Durant cette période, la rééducation périnéale joue un rôle prépondérant en termes d’éducation et de prévention. Elle constitue un véritable moment d’échange autour des craintes, des douleurs persistantes, de la sexualité. Puis par le biais d’exercices du plancher pelvien, la rééducation va limiter les adhérences, permettre une meilleure compétence périnéale et augmenter la vascularisation de cette zone génitale pour en améliorer la lubrification. Elle va également stimuler la proprioception du périnée amenant la femme à une réappropriation corporelle. Tout ce travail va favoriser considérablement la qualité de reprise des rapports sexuels.
Le passage d’amants à parents
Le couple devienant parents voit ses priorités et ses besoins se modifier. La relation à l’autre change, l’enfant étant au cœur de toutes les préoccupations et prenant bien souvent toute l’attention maternelle (préoccupation maternelle primaire, Winnicot). Bien peu de professionnels informent les couples de ces comportements naturels. Seuls, faisant face à toutes ces problématiques inconnues, le repli et l’évitement deviennent des stratégies fréquentes chez ces jeunes parents. Or la reprise de la sexualité nécessite un espace pour les amants, une disponibilité à soi et à l’autre, une envie de se retrouver.
Et puis parfois, on voit émerger des conjugopathies sur ces périodes dont l’origine est en réalité plus ancienne. La maternité vient alors combler le manque affectif chez la mère qui détourne son attention. Là encore, peu d’informations circulent sur la nécessité d’une prise en charge avant la naissance et même avant la grossesse.
Retrouver une sexualité post-partum épanouie
Les sages-femmes tiennent une place privilégiée auprès des femmes en étant présentent lors de ces périodes de grands changements. Bien avant la mise en place de la grossesse, elles éduquent, échangent, préviennent et informent sur la santé sexuelle.

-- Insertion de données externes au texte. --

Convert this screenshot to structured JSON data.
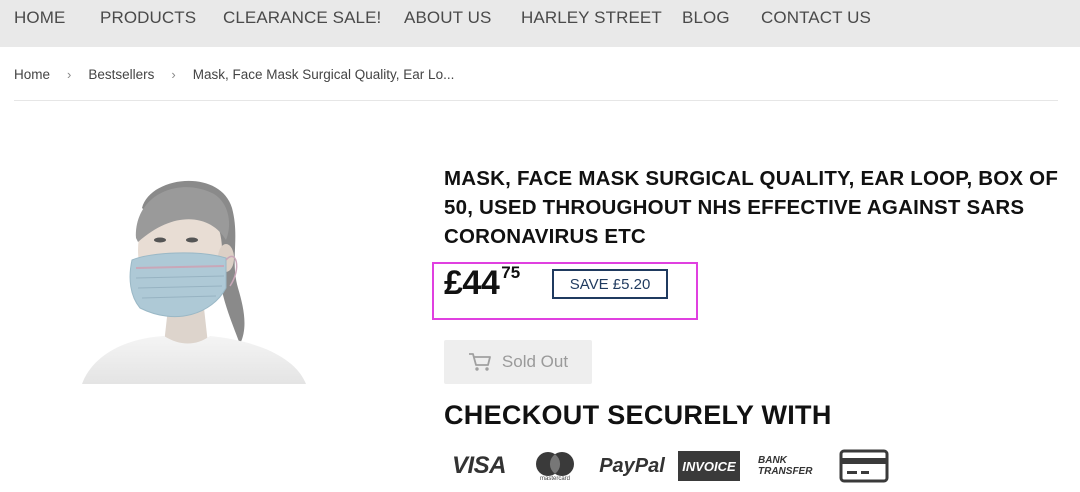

Chaque consultation de suivi peut permettre de distiller déjà des informations et de repérer certaines problématiques. Toutefois, le moment de la préparation à la naissance et à la parentalité reste le moment le plus propice à la prévention.
La sage-femme doit informer de tous les bouleversements pouvant intervenir chez la femme, chez l’homme mais aussi dans le couple, et de la nécessité d’une consultation précoce pour ne pas que les difficultés persistent et se répercutent sur leur sexualité. Elle doit expliquer l’importance de la réappropriation du corps avec toutes ces cicatrices de grossesse et d’accouchement ainsi que les difficultés directement liées à l’allaitement maternel.

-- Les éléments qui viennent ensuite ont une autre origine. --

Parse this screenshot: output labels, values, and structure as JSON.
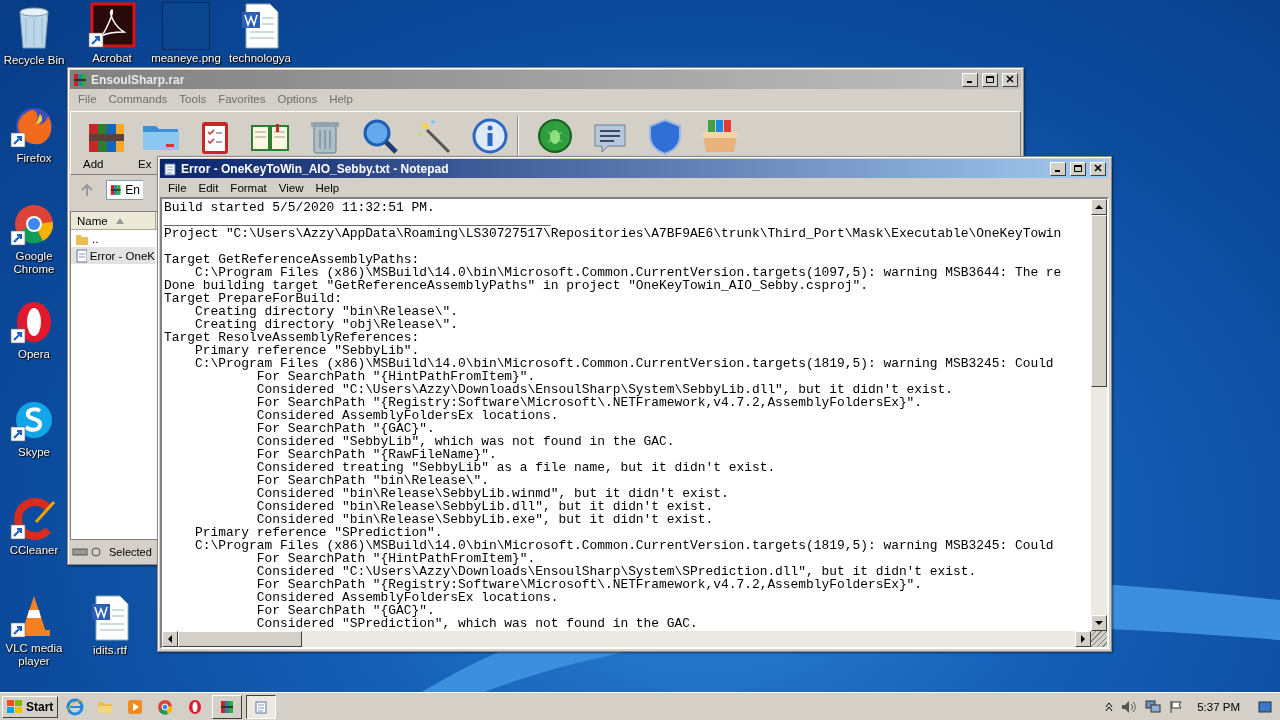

Elle pourra conseiller l’utilisation de lubrifiant pour la reprise des rapports qui devra se faire sans précipitation, quand chacun des membres du couple sera prêt.
Pour conclure, il me paraît important de positiver cette période du post-partum car pour certaines femmes, c’est au contraire l’occasion d’une réelle découverte de leur génitalité, un moment de ressentis et de valorisation de cette zone génitale, la découverte d’une maîtrise périnéale avec de nouvelles sensations. Et puis dans d’autres cas, ce sera la prise d’un statut dans la société de cette fille qui devient mère qui amènera à une meilleure estime de soi, une plus grande confiance et une meilleure assertivité personnelle et sexuelle. L’effet sur le plaisir féminin est alors tout autre et on peut voir une réelle amélioration de la satisfaction sexuelle. La sage-femme pourra également aborder le sujet du plaisir que certaines patientes relatent au moment de l’expulsion : échanger autour de cette « jouissance obstétricale » permettra à la patiente de dédramatiser et d’envisager peut-être son accouchement et ses suites avec une plus grande sérénité.